The Bush administration filed a license application with the NRC in 2008, more than a decade after the national government was to begin accepting SNF at an operational facility. At the time, Yucca Mountain’s grand opening was optimistically estimated to occur in 2020.

Then Harry Reid got his president. Nevada’s nastiest pol had urged fellow Senator Barack Obama to run for the White House, and in 2009, Reid’s early encouragement was rewarded. “Yucca is history,” he bragged, when the White House announced a sizable cut to the program’s budget, in the first step toward implementing its “decision to terminate the Yucca Mountain program while developing disposal alternatives.”

For the last few years, the project has been dormant, even though no congressional action ever formally ended the repository-citing process enacted in the 1980s. The NRC, under a court order, continues to review the DOE’s construction-license application, which the Obama administration, in 2010, unsuccessfully attempted to withdraw. It will be years before the commission makes a final determination.

With Reid about to lose his job as Senate pit boss, will Yucca be back in “business”? Will it receive appropriations again, allowing its scientists and engineers to get back to work? The nuclear industry certainly hopes so. George Will’s on board. So is The Boston Globe. Even the libertarian Cato Institute seems to have fallen for the notion that the feds should run a cemetery for SNF. In a recent blog post, the think tank cited a new NRC report that found the site “is safe for use.”

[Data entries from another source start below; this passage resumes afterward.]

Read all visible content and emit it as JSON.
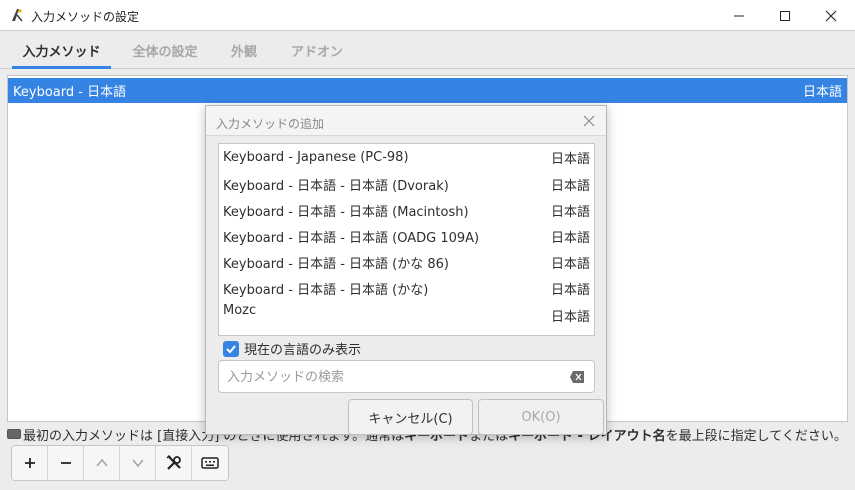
{
  "window": {
    "title": "入力メソッドの設定"
  },
  "tabs": [
    {
      "label": "入力メソッド",
      "active": true
    },
    {
      "label": "全体の設定",
      "active": false
    },
    {
      "label": "外観",
      "active": false
    },
    {
      "label": "アドオン",
      "active": false
    }
  ],
  "main_list": {
    "rows": [
      {
        "name": "Keyboard - 日本語",
        "lang": "日本語",
        "selected": true
      }
    ]
  },
  "info": {
    "prefix": "最初の入力メソッドは [直接入力",
    "middle": "] のときに使用されます。通常は ",
    "bold1": "キーボード",
    "mid2": " または ",
    "bold2": "キーボード - レイアウト名",
    "suffix": " を最上段に指定してください。"
  },
  "toolbar": {
    "buttons": [
      "add",
      "remove",
      "move-up",
      "move-down",
      "configure",
      "keyboard-layout"
    ]
  },
  "dialog": {
    "title": "入力メソッドの追加",
    "items": [
      {
        "name": "Keyboard - Japanese (PC-98)",
        "lang": "日本語"
      },
      {
        "name": "Keyboard - 日本語 - 日本語 (Dvorak)",
        "lang": "日本語"
      },
      {
        "name": "Keyboard - 日本語 - 日本語 (Macintosh)",
        "lang": "日本語"
      },
      {
        "name": "Keyboard - 日本語 - 日本語 (OADG 109A)",
        "lang": "日本語"
      },
      {
        "name": "Keyboard - 日本語 - 日本語 (かな 86)",
        "lang": "日本語"
      },
      {
        "name": "Keyboard - 日本語 - 日本語 (かな)",
        "lang": "日本語"
      },
      {
        "name": "Mozc",
        "lang": "日本語"
      }
    ],
    "checkbox_label": "現在の言語のみ表示",
    "checkbox_checked": true,
    "search_placeholder": "入力メソッドの検索",
    "cancel_label": "キャンセル(C)",
    "ok_label": "OK(O)"
  },
  "colors": {
    "accent": "#3584e4",
    "window_bg": "#ececec"
  }
}
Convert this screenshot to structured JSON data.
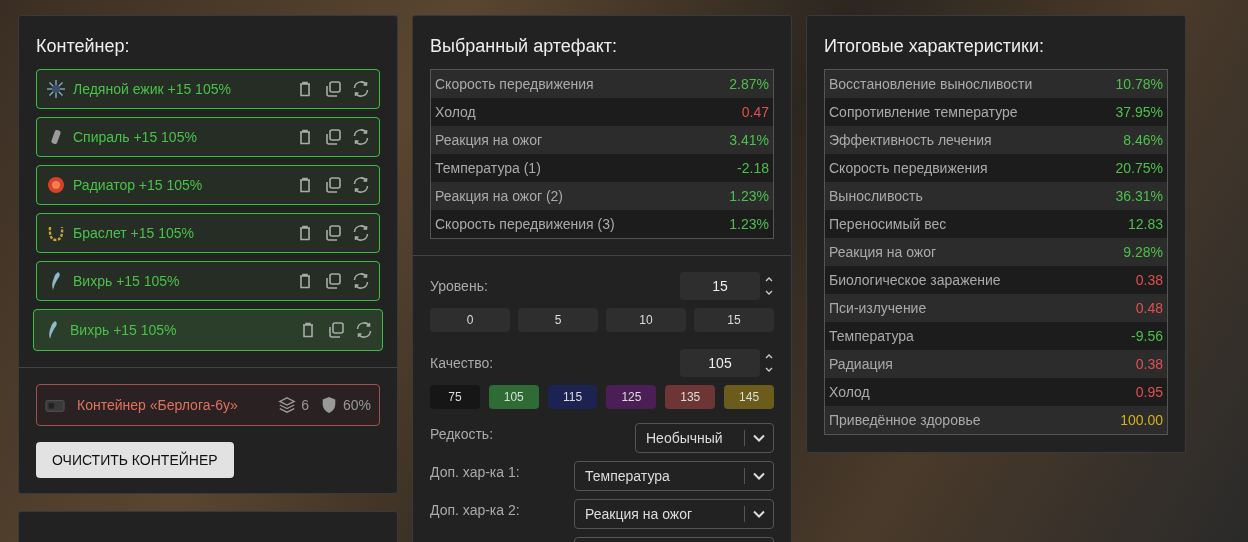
{
  "container_panel": {
    "title": "Контейнер:",
    "artifacts": [
      {
        "kind": "hedgehog",
        "label": "Ледяной ежик +15 105%",
        "selected": false
      },
      {
        "kind": "spiral",
        "label": "Спираль +15 105%",
        "selected": false
      },
      {
        "kind": "radiator",
        "label": "Радиатор +15 105%",
        "selected": false
      },
      {
        "kind": "bracelet",
        "label": "Браслет +15 105%",
        "selected": false
      },
      {
        "kind": "vortex",
        "label": "Вихрь +15 105%",
        "selected": false
      },
      {
        "kind": "vortex",
        "label": "Вихрь +15 105%",
        "selected": true
      }
    ],
    "container": {
      "name": "Контейнер «Берлога-6у»",
      "slots": "6",
      "protection": "60%"
    },
    "clear_button": "ОЧИСТИТЬ КОНТЕЙНЕР"
  },
  "artifact_panel": {
    "title": "Выбранный артефакт:",
    "stats": [
      {
        "name": "Скорость передвижения",
        "value": "2.87%",
        "color": "#4cc04c"
      },
      {
        "name": "Холод",
        "value": "0.47",
        "color": "#e05050"
      },
      {
        "name": "Реакция на ожог",
        "value": "3.41%",
        "color": "#4cc04c"
      },
      {
        "name": "Температура (1)",
        "value": "-2.18",
        "color": "#4cc04c"
      },
      {
        "name": "Реакция на ожог (2)",
        "value": "1.23%",
        "color": "#4cc04c"
      },
      {
        "name": "Скорость передвижения (3)",
        "value": "1.23%",
        "color": "#4cc04c"
      }
    ],
    "level": {
      "label": "Уровень:",
      "value": "15",
      "presets": [
        "0",
        "5",
        "10",
        "15"
      ]
    },
    "quality": {
      "label": "Качество:",
      "value": "105",
      "presets": [
        {
          "label": "75",
          "color": "#161616"
        },
        {
          "label": "105",
          "color": "#2f6b34"
        },
        {
          "label": "115",
          "color": "#1c2352"
        },
        {
          "label": "125",
          "color": "#4b1f55"
        },
        {
          "label": "135",
          "color": "#6e3535"
        },
        {
          "label": "145",
          "color": "#6b5c1c"
        }
      ]
    },
    "selects": [
      {
        "label": "Редкость:",
        "value": "Необычный",
        "kind": "short"
      },
      {
        "label": "Доп. хар-ка 1:",
        "value": "Температура",
        "kind": "wide"
      },
      {
        "label": "Доп. хар-ка 2:",
        "value": "Реакция на ожог",
        "kind": "wide"
      }
    ]
  },
  "totals_panel": {
    "title": "Итоговые характеристики:",
    "stats": [
      {
        "name": "Восстановление выносливости",
        "value": "10.78%",
        "color": "#4cc04c"
      },
      {
        "name": "Сопротивление температуре",
        "value": "37.95%",
        "color": "#4cc04c"
      },
      {
        "name": "Эффективность лечения",
        "value": "8.46%",
        "color": "#4cc04c"
      },
      {
        "name": "Скорость передвижения",
        "value": "20.75%",
        "color": "#4cc04c"
      },
      {
        "name": "Выносливость",
        "value": "36.31%",
        "color": "#4cc04c"
      },
      {
        "name": "Переносимый вес",
        "value": "12.83",
        "color": "#4cc04c"
      },
      {
        "name": "Реакция на ожог",
        "value": "9.28%",
        "color": "#4cc04c"
      },
      {
        "name": "Биологическое заражение",
        "value": "0.38",
        "color": "#e05050"
      },
      {
        "name": "Пси-излучение",
        "value": "0.48",
        "color": "#e05050"
      },
      {
        "name": "Температура",
        "value": "-9.56",
        "color": "#4cc04c"
      },
      {
        "name": "Радиация",
        "value": "0.38",
        "color": "#e05050"
      },
      {
        "name": "Холод",
        "value": "0.95",
        "color": "#e05050"
      },
      {
        "name": "Приведённое здоровье",
        "value": "100.00",
        "color": "#d4b020"
      }
    ]
  }
}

But to the keenest analysts, safety’s never been the issue with Yucca Mountain. In all probability, a secure, permanent bunker for SNF can be built and operated. It’s the larger issue that is rarely discussed: Why is the federal government managing the nation’s spent nuclear fuel, anyway?

No defender of limited government should wish for Washington to assume any industry’s obligation to take out the trash. The solution to the SNF quandary is the same today as it was in 1987. Nuclear utilities should be empowered to seek their own answers. A funding mechanism already exists. Between 1983 and last May, ratepayers were assessed a fee for every atomic kilowatt-hour they consumed. The kitty accrued into tens of billions of dollars. That much moolah can purchase a myriad of alternatives.

Dry storage of SNF, in casks, vaults, or silos, has been judged by the NRC to be “safe and environmentally acceptable for a period of 100 years.” That leaves plenty of time to explore options. Promising transmutation research could be pursued. Foreign storage might make sense. Over the next century, the recycling of fuel assemblies -- permitted abroad, but speciously banned by the Carter administration -- could become legal again in America, eliminating much of the “waste” problem.

Will another few decades of political games and bureaucratic incompetence settle SNF’s fate? Not likely. Yucca Mountain’s defenders need to think bigger, and broader.